Wählerinnen und Wähler des Bündnis Sahra Wagenknecht (BSW)

GWP – Gesellschaft. Wirtschaft. Politik 1-2025: Wer wählt (das Bündnis) Sahra Wagenknecht? Erste Erkenntnisse aus der Forschung und den Wahlen des Jahres 2024

Wer wählt (das Bündnis) Sahra Wagenknecht? Erste Erkenntnisse aus der Forschung und den Wahlen des Jahres 2024

Markus Klein / Christoph Kühling

GWP – Gesellschaft. Wirtschaft. Politik, Heft 1-2025, S. 49-59.

 

Zusammenfassung
Das Bündnis Sahra Wagenknecht (BSW) ist gekennzeichnet durch ein extremes Maß an Personalisierung und eine links-autoritäre politische Positionierung. Für seine Wählerinnen und Wähler von besonderer Bedeutung sind neben den migrationskritischen Positionen des BSW vor allem dessen Ablehnung der militärischen Unterstützung für die Ukraine.

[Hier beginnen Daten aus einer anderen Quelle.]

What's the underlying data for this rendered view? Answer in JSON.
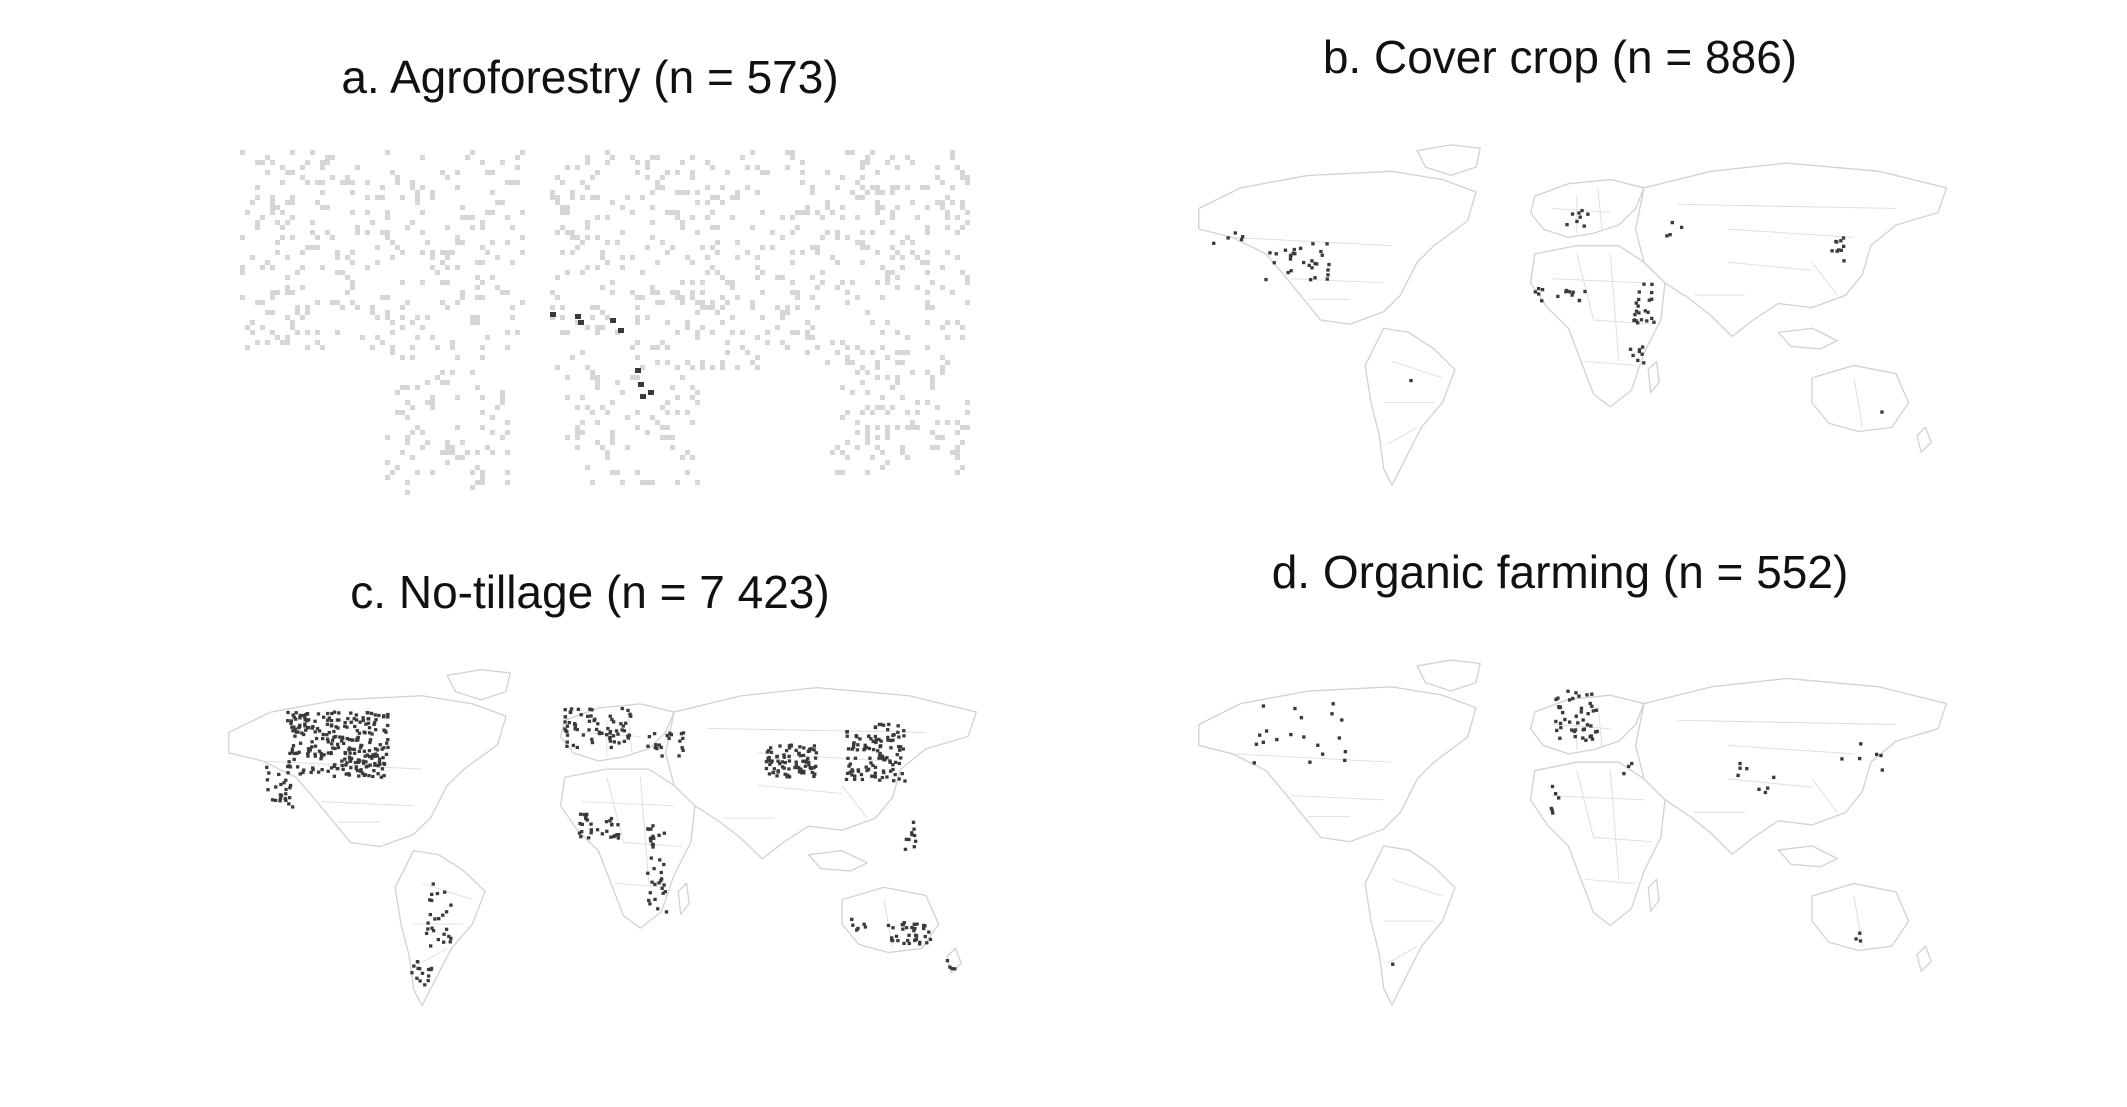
{
  "panels": [
    {
      "id": "a",
      "title": "a.   Agroforestry (n = 573)"
    },
    {
      "id": "b",
      "title": "b. Cover crop (n = 886)"
    },
    {
      "id": "c",
      "title": "c. No-tillage (n = 7 423)"
    },
    {
      "id": "d",
      "title": "d. Organic farming (n = 552)"
    }
  ],
  "colors": {
    "land_outline": "#d2d2d2",
    "grid_cell": "#d6d6d6",
    "site_point": "#3a3a3a",
    "background": "#ffffff"
  }
}
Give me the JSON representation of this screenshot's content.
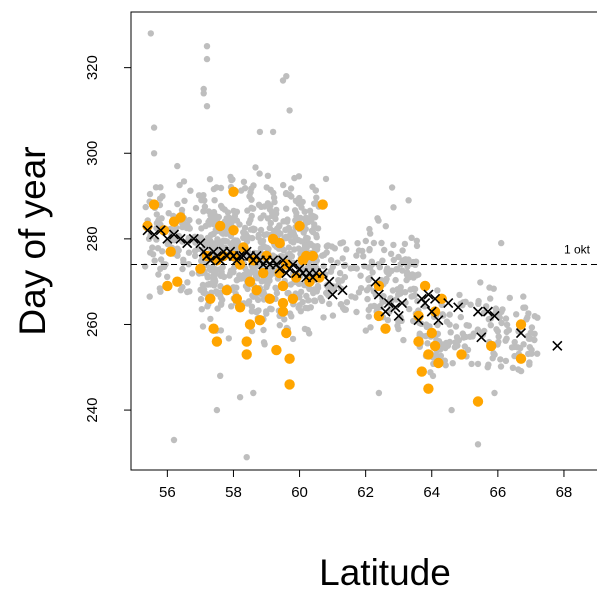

Die Wählerinnen und Wähler des BSW weisen in ihren Einstellungen viele Übereinstimmungen mit denen der AfD auf. Gleichwohl gewinnt das BSW nur wenige Stimmen von den Rechtspopulisten. Das BSW steht für einen salonfähigen Anti-Kriegs-Populismus mit attraktivem Gesicht. Es spricht Unzufriedene an, die den Schritt nach Rechtsaußen nicht gehen wollen.

 

1. Das Bündnis Sahra Wagenknecht: Ein Novum im deutschen Parteiensystem

So weit wie Sahra Wagenknecht ist noch nicht einmal Ronald Schill gegangen. Auch der als „Richter Gnadenlos“ bekannt gewordene Hamburger Rechtspopulist hatte sich im Jahr 2000 eine Partei auf den Leib geschneidert. Sie nannte sich offiziell aber Partei Rechtsstaatlicher Offensive. Nur auf dem Wahlzettel firmierte sie mit dem Kürzel „Schill“ unter seinem Namen. Und Ronald Schill trat auch tatsächlich bei der Hamburger Bürgerschaftswahl des Jahres 2001 als Spitzenkandidat seiner Partei an. Anders Sahra Wagenknecht: Nachdem ihr Projekt einer linken „Sammlungsbewegung“ mit dem Namen „aufstehen“ 2019 gescheitert war, gründete sie im Januar 2024 eine Partei unter ihrem eigenen Namen: Das „Bündnis Sahra Wagenknecht – Vernunft und Gerechtigkeit“ (BSW). Bei der Europawahl und den drei Landtagswahlen des Jahres 2024 konnte das BSW bereits erste Erfolge erzielen, obgleich Sahra Wagenknecht bei keiner dieser Wahlen selbst als Kandidatin antrat. Sie sparte sich ihre eigene (Spitzen-)Kandidatur für die Bundestagswahl 2025 auf.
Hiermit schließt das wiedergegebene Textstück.